Question

$y > -\frac{6}{5}x + 2$
plot points on the boundary line. select the line to switch between solid and dotted. select a region to shade it.

Explanation:

Step1: Identify the boundary line equation

The inequality is \( y > -\frac{6}{5}x + 2 \). The boundary line is \( y = -\frac{6}{5}x + 2 \) (dotted line since the inequality is strict, \( > \), not \( \geq \)).

Step2: Find two points on the boundary line

• When \( x = 0 \): \( y = -\frac{6}{5}(0) + 2 = 2 \). So the point is \( (0, 2) \).
• When \( x = 5 \): \( y = -\frac{6}{5}(5) + 2 = -6 + 2 = -4 \). So the point is \( (5, -4) \).

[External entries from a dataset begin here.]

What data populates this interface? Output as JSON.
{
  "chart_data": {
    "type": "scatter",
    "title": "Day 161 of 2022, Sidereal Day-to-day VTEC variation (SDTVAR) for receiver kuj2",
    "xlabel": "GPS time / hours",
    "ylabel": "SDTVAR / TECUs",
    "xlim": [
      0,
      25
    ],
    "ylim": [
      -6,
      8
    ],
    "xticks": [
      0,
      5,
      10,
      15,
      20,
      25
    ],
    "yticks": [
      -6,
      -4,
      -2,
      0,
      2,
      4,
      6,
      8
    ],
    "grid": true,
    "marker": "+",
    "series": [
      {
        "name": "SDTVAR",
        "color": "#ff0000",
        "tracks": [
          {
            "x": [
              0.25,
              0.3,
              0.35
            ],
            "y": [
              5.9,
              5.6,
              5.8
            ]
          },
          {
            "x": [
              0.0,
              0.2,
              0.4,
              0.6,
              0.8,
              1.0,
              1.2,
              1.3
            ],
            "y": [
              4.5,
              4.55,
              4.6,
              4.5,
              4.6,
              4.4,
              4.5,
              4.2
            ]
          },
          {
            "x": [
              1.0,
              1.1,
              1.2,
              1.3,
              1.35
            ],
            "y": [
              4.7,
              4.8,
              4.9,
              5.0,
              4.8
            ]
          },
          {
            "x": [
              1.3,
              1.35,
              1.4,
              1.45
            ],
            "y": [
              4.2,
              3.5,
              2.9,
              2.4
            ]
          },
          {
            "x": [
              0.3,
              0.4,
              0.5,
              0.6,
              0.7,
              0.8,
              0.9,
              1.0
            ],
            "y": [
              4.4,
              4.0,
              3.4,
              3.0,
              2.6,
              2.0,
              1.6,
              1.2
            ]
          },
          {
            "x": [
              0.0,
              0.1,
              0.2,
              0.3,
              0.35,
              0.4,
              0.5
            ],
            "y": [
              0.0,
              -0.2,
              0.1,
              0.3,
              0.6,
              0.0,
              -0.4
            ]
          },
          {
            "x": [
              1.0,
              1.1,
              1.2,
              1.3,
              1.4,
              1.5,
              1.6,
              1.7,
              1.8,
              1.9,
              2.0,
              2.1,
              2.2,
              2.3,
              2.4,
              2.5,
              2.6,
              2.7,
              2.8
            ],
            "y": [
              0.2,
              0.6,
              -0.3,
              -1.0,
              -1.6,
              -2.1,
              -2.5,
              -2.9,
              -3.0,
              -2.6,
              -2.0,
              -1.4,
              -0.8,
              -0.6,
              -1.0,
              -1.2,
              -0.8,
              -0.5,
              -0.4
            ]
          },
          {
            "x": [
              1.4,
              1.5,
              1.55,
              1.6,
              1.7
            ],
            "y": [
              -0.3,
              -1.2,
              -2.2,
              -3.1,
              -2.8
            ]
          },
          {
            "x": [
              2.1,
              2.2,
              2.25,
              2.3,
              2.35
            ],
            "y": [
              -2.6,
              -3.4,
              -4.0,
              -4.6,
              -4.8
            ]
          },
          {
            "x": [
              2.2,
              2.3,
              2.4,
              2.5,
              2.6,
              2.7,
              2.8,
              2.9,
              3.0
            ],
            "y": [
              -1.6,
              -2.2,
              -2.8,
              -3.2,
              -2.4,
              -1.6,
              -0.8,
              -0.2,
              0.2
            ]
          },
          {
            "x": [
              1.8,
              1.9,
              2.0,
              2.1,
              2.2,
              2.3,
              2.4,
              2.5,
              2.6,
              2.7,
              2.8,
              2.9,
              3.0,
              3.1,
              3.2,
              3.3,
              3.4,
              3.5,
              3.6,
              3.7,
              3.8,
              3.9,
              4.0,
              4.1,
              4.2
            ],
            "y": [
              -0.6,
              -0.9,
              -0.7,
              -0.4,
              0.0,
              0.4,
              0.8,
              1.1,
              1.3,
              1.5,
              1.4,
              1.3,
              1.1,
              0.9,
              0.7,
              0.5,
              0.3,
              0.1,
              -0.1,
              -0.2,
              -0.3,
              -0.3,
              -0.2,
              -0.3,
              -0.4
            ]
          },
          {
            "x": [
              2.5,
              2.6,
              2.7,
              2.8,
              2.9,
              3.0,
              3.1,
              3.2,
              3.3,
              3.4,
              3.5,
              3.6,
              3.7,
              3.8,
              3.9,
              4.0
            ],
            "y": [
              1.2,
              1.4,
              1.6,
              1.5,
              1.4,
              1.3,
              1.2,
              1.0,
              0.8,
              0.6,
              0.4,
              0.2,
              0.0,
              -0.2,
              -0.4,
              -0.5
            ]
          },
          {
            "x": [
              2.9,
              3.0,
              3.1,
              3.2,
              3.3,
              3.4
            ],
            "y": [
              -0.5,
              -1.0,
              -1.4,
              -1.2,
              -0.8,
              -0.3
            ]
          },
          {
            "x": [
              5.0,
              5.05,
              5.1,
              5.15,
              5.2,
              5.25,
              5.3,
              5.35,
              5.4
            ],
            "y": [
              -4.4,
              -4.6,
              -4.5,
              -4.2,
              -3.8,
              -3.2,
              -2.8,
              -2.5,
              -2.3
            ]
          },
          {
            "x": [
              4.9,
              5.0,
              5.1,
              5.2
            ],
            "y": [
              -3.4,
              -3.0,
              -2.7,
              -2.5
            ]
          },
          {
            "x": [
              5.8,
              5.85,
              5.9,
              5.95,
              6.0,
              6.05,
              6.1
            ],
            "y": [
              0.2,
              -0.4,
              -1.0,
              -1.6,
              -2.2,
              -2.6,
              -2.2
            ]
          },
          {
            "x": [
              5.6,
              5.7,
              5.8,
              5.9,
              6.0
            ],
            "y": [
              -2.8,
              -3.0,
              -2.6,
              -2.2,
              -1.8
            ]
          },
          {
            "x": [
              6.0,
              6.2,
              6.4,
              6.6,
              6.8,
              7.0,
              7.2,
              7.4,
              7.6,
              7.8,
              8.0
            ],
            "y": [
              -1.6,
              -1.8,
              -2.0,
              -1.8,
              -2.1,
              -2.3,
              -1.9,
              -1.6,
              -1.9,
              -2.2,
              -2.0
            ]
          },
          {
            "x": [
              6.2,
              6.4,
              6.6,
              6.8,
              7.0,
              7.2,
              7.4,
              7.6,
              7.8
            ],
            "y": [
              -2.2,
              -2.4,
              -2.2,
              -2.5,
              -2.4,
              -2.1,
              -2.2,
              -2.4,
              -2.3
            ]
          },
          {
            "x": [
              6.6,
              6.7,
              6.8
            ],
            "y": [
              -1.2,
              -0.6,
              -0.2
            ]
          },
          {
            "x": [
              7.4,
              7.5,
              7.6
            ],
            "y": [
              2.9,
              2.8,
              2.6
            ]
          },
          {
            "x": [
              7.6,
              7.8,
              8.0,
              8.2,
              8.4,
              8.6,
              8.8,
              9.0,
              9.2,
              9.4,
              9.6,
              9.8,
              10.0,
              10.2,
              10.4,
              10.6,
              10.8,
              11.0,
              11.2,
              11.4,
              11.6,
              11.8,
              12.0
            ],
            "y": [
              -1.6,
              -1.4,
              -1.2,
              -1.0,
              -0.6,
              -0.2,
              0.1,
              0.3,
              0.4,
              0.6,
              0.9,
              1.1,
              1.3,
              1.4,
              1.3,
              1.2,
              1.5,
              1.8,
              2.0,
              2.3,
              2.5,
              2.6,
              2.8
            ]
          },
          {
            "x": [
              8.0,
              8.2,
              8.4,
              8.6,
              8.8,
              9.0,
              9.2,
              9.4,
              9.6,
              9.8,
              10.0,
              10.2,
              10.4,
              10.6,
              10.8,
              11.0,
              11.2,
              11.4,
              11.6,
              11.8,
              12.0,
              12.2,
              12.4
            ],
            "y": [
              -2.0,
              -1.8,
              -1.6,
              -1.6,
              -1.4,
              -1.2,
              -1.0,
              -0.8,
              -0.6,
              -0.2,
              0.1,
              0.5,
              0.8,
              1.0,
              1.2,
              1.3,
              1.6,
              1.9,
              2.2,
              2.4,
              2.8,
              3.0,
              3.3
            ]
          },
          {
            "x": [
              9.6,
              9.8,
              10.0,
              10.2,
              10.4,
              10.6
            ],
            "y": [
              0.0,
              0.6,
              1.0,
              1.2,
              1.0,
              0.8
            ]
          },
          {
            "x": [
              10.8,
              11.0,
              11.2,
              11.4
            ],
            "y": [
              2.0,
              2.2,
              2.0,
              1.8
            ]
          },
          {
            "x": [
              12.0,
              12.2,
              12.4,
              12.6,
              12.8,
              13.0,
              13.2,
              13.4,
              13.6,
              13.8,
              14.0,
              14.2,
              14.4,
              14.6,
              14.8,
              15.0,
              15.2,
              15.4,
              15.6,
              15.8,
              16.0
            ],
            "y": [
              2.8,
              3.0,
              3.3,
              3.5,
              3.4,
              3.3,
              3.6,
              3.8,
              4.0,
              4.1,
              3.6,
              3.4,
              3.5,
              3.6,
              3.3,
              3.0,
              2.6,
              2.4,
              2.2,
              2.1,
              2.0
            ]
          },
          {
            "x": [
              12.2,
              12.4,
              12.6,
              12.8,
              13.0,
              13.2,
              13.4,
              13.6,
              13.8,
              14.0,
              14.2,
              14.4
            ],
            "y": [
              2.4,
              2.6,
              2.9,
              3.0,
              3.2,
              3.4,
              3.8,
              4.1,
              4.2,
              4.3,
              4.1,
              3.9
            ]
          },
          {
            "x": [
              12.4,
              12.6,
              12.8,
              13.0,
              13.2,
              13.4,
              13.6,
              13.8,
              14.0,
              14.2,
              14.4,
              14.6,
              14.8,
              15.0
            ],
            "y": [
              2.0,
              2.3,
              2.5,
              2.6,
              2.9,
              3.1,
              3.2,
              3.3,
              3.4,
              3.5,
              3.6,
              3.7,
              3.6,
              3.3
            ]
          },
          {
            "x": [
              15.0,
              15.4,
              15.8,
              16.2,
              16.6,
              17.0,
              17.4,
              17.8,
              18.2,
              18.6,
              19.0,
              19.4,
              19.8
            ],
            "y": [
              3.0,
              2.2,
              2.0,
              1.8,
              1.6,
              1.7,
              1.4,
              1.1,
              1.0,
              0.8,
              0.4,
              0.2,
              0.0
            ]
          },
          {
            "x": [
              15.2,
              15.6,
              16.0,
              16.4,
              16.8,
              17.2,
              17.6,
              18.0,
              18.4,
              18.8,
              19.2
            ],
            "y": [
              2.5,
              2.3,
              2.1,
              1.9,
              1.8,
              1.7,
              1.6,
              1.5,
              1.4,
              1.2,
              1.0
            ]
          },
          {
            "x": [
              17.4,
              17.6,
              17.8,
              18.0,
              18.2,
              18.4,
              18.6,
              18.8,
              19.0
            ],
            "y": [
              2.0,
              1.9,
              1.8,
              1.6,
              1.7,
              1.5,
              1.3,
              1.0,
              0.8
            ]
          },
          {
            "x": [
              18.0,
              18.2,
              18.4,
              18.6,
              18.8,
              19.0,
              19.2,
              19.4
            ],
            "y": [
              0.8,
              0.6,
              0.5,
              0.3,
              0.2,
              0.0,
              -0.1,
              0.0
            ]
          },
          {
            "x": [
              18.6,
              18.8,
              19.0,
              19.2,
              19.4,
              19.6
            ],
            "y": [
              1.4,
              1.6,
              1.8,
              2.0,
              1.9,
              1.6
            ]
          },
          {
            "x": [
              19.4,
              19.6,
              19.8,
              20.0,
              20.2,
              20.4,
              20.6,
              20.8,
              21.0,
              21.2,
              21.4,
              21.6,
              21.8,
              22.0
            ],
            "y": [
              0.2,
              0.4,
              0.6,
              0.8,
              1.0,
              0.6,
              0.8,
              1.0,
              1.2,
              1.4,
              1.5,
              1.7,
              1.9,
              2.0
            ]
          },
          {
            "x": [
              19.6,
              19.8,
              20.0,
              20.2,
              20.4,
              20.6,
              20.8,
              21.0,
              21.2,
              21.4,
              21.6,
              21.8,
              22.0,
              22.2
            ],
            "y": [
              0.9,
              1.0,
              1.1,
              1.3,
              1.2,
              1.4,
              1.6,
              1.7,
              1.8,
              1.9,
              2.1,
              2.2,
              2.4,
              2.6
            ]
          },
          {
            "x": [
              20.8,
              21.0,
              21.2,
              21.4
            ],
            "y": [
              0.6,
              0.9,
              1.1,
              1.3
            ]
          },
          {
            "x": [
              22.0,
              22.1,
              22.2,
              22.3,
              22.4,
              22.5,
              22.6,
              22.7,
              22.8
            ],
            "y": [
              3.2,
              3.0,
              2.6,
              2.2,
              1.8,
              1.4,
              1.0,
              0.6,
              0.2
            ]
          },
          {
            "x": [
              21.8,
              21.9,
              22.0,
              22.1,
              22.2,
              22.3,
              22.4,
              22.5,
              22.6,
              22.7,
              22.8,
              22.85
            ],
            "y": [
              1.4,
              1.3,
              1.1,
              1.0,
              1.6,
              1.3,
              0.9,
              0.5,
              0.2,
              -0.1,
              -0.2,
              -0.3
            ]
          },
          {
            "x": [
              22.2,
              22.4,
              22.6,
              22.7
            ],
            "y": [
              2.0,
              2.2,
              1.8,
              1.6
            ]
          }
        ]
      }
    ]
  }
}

Step3: Determine the shading region

Since the inequality is \( y > -\frac{6}{5}x + 2 \), we shade the region above the boundary line. We can test a point not on the line, e.g., \( (0, 3) \). Plugging into the inequality: \( 3 > -\frac{6}{5}(0) + 2 \) → \( 3 > 2 \), which is true. So we shade above the dotted line passing through \( (0, 2) \) and \( (5, -4) \).

Answer:

1. Plot the boundary line (dotted) through points \((0, 2)\) and \((5, -4)\).
2. Shade the region above this dotted line.